Reasons why the “trans is a medical condition” narrative bugs me:

  • It implies that being cis is normal and that being trans is abnormal, or a defect.
  • It implies that transness is something to be cured, fixed, or endured, rather than a part of yourself to be proud of.
  • It implies that transness is defined by suffering or unhappiness, when in fact most of us are happier after we accept ourselves as trans, and many of us embrace it.
  • It implies that the main problem with being trans is transness itself, rather than living in a horribly transphobic society.
  • By treating transness as a private, individual issue instead of as a social phenomenon, it fails to hold transphobic people and transphobic culture accountable for why trans people suffer.
  • It implies that you need medical authorities and/or gatekeepers to verify that you’re actually trans, to “diagnose” you with it, and that you don’t have the right to identify as whatever is best for you. It takes power out of trans people’s hands and gives it to cis people.
  • It implies that cis people are better authorities on whether a person is trans, and what it means to be trans, than trans people are.
  • Requiring diagnosis/treatment from the medical establishment penalizes poor trans people, disabled or neurodivergent trans people, non-English-speaking trans people, and trans people of color.
  • It’s usually associated with the idea that you need body dysphoria to “prove” that you’re trans, which is exclusionary and harmful to a lot of trans people.
  • It’s connected to nasty ideas like “autogynephilia” which disproportionately pathologize trans women, police their identities, and make it harder for them to get support or transition.
  • It puts non-binary trans people in a difficult position, because the medical establishment has no idea how to deal with us, or transition routes besides FTM or MTF.

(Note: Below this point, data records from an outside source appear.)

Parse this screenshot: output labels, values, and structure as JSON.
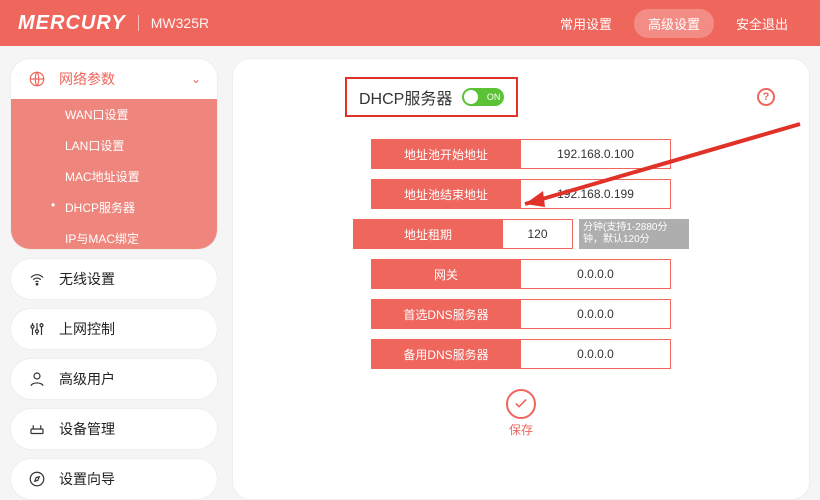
{
  "header": {
    "brand": "MERCURY",
    "model": "MW325R",
    "nav": {
      "common": "常用设置",
      "advanced": "高级设置",
      "logout": "安全退出"
    }
  },
  "sidebar": {
    "network": {
      "label": "网络参数",
      "items": {
        "wan": "WAN口设置",
        "lan": "LAN口设置",
        "mac": "MAC地址设置",
        "dhcp": "DHCP服务器",
        "ipmac": "IP与MAC绑定"
      }
    },
    "wireless": "无线设置",
    "control": "上网控制",
    "advuser": "高级用户",
    "device": "设备管理",
    "wizard": "设置向导"
  },
  "panel": {
    "title": "DHCP服务器",
    "switch_text": "ON",
    "labels": {
      "start": "地址池开始地址",
      "end": "地址池结束地址",
      "lease": "地址租期",
      "gateway": "网关",
      "dns1": "首选DNS服务器",
      "dns2": "备用DNS服务器"
    },
    "values": {
      "start": "192.168.0.100",
      "end": "192.168.0.199",
      "lease": "120",
      "gateway": "0.0.0.0",
      "dns1": "0.0.0.0",
      "dns2": "0.0.0.0"
    },
    "lease_hint": "分钟(支持1-2880分钟，默认120分",
    "save": "保存",
    "help": "?"
  }
}
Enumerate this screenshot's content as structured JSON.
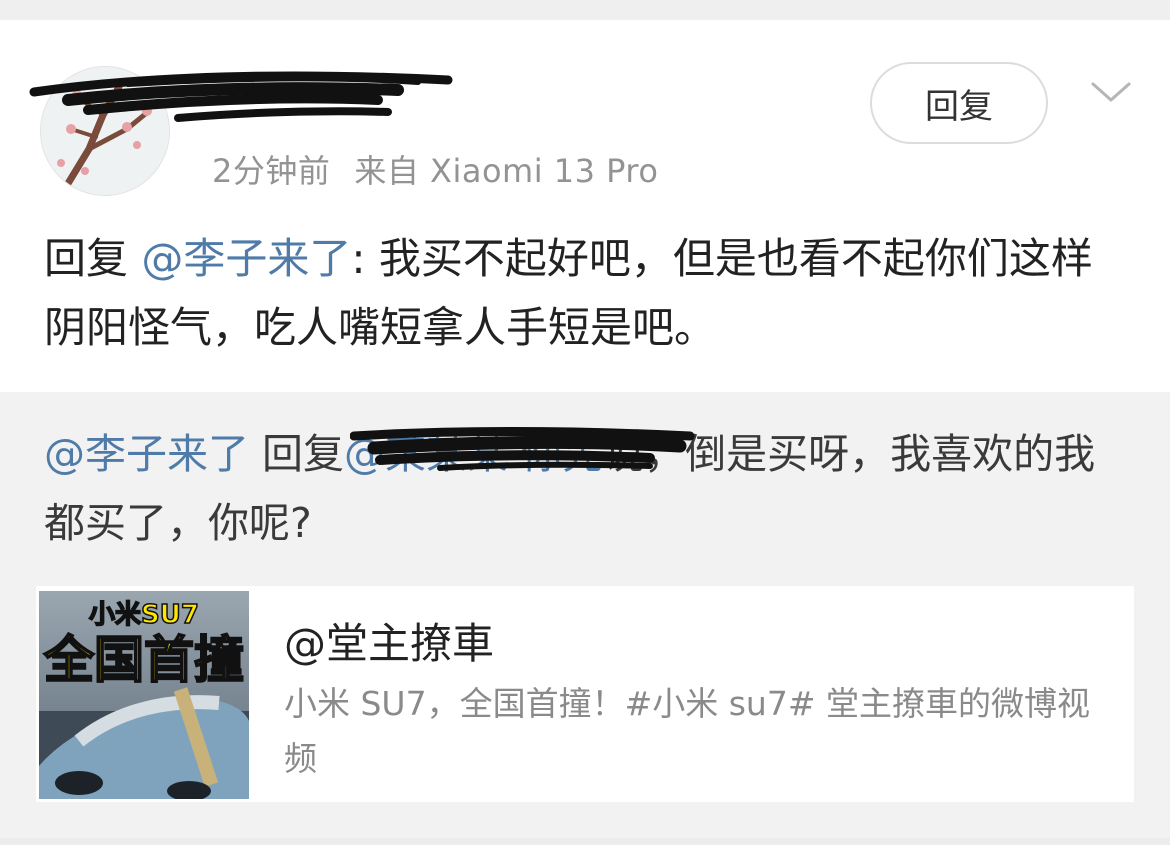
{
  "post": {
    "username": "",
    "meta_time": "2分钟前",
    "meta_source": "来自 Xiaomi 13 Pro",
    "reply_button": "回复",
    "more_icon": "chevron-down-icon"
  },
  "comment": {
    "prefix": "回复 ",
    "mention": "@李子来了",
    "text": ": 我买不起好吧，但是也看不起你们这样阴阳怪气，吃人嘴短拿人手短是吧。"
  },
  "quoted": {
    "mention": "@李子来了",
    "reply_word": " 回复",
    "hidden_text": "@某某某 你先",
    "text": "说，倒是买呀，我喜欢的我都买了，你呢?"
  },
  "link_card": {
    "thumb_line1": "小米SU7",
    "thumb_line2": "全国首撞",
    "title": "@堂主撩車",
    "description": "小米 SU7，全国首撞！#小米 su7# 堂主撩車的微博视频"
  },
  "colors": {
    "mention": "#4f7ba8",
    "thumb_text": "#ffe600",
    "background": "#f2f2f2"
  }
}
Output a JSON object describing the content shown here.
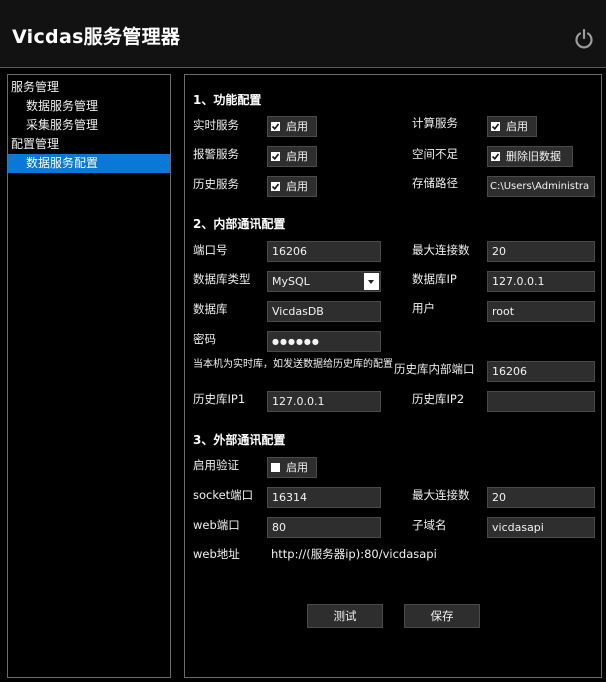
{
  "app": {
    "title": "Vicdas服务管理器"
  },
  "sidebar": {
    "items": [
      {
        "label": "服务管理"
      },
      {
        "label": "数据服务管理"
      },
      {
        "label": "采集服务管理"
      },
      {
        "label": "配置管理"
      },
      {
        "label": "数据服务配置"
      }
    ]
  },
  "section1": {
    "title": "1、功能配置",
    "realtime_label": "实时服务",
    "realtime_check": "启用",
    "realtime_checked": true,
    "compute_label": "计算服务",
    "compute_check": "启用",
    "compute_checked": true,
    "alarm_label": "报警服务",
    "alarm_check": "启用",
    "alarm_checked": true,
    "space_label": "空间不足",
    "space_check": "删除旧数据",
    "space_checked": true,
    "history_label": "历史服务",
    "history_check": "启用",
    "history_checked": true,
    "storage_label": "存储路径",
    "storage_value": "C:\\Users\\Administra"
  },
  "section2": {
    "title": "2、内部通讯配置",
    "port_label": "端口号",
    "port_value": "16206",
    "maxconn_label": "最大连接数",
    "maxconn_value": "20",
    "dbtype_label": "数据库类型",
    "dbtype_value": "MySQL",
    "dbip_label": "数据库IP",
    "dbip_value": "127.0.0.1",
    "db_label": "数据库",
    "db_value": "VicdasDB",
    "user_label": "用户",
    "user_value": "root",
    "pwd_label": "密码",
    "pwd_value": "●●●●●●",
    "note": "当本机为实时库，如发送数据给历史库的配置",
    "histport_label": "历史库内部端口",
    "histport_value": "16206",
    "histip1_label": "历史库IP1",
    "histip1_value": "127.0.0.1",
    "histip2_label": "历史库IP2",
    "histip2_value": ""
  },
  "section3": {
    "title": "3、外部通讯配置",
    "auth_label": "启用验证",
    "auth_check": "启用",
    "auth_checked": false,
    "socket_label": "socket端口",
    "socket_value": "16314",
    "maxconn_label": "最大连接数",
    "maxconn_value": "20",
    "web_label": "web端口",
    "web_value": "80",
    "subdomain_label": "子域名",
    "subdomain_value": "vicdasapi",
    "url_label": "web地址",
    "url_value": "http://(服务器ip):80/vicdasapi"
  },
  "actions": {
    "test": "测试",
    "save": "保存"
  }
}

Now, I can definitely understand why gender dysphoria (especially body dysphoria) might be considered a medical condition. But even then, I think we should be cautious about how much of a person’s suffering we attribute to illness, and how much of it is caused by the society around them.

Also: It’s perfectly fine if you’re trans and you see your transness as a medical condition. If that model works for you, that’s great and I support that. I’m just saying that, when transness in general is conceptualized as a medical condition, or when that’s seen as the only way to be trans, it bothers me a lot.